21 Oct 2013

Council audit to probe how woman treated

9:31 pm on 21 October 2013

An external audit will examine not only spending during the mayor of Auckland's two-year affair, but also whether the woman involved received preferential treatment.

Len Brown says he doesn't believe he has any worries on either front and, in his first public engagement on Monday, said Aucklanders wanted him to get back to work on the real issues.

Len Brown says he won't be stepping down as mayor.

Len Brown says he won't be stepping down as mayor. Photo: RNZ

Mr Brown resumed mayoral duties after much of his first week after re-election was spent confined to his Town Hall offices and spoke to media for the first time in a week about his affair with Bevan Chuang.

The mayor re-affirmed his intention to remain in office, saying Aucklanders want him to get on with the issues facing the city. However, he said he regrets his decision to conduct the relationship.

"Of course you do - life is not without regret," he told reporters. "You make your decisions and when you make a stupid decision like I did, you've got to live with that and try and find a way forward. And that's exactly what we're doing."

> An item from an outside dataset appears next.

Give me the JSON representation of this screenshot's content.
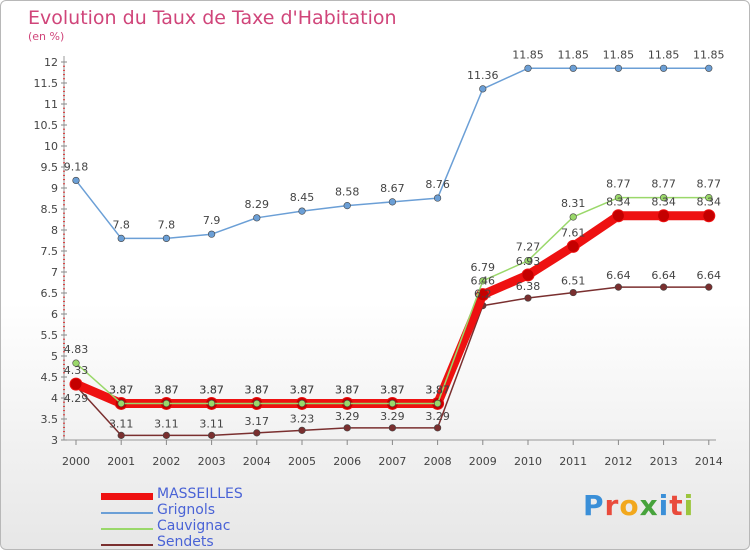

Mr Brown says hotel rooms used by himself and Ms Chuang were paid for, and that supporting her application for a job at the city art gallery was not an abuse of power.

External auditors Ernst and Young will ensure that ratepayers' money wasn't used during the affair, as well as checking how Bevan Chuang was treated in roles on the council. In addition to being a member of the Ethnic People's Advisory Panel, she worked for three months at the gallery and also had a four-month contract working for the Howick Local Board.

The terms of reference for the council inquiry into the mayor's conduct and spending during the time the affair happened are expected to finalised soon. The council hopes the review can be completed within four weeks.

Len Brown says he believes the review will find nothing untoward. "I'm very confident that there should be nothing that would show that we didn't pay, or I didn't pay, for what was appropriate in terms of those hotels."

Mr Brown said Aucklanders want to be assured that the city is moving on. "They have supported me most recently in the election only a week ago. All of these issues, clearly, my wife and I need to work through and we're doing that. But otherwise I'm focused on the job of getting Auckland moving."

The mayor attended an informal gathering of newly elected councillors instead of a scheduled visit to Three Kings Primary to support a milk in schools programme on Monday morning, before visiting an environmental show home in Ellerslie in the afternoon. His next public engagement will be on Thursday evening.

Meanwhile, it is still unclear exactly what Mr Brown's failed mayoral challenger John Palino knew, and when, about a blogger's revelations about the affair. Mr Palino has issued a statement saying suggestions he is orchestrating a conspiracy to unseat Mr Brown are absurd. He has not returned calls since.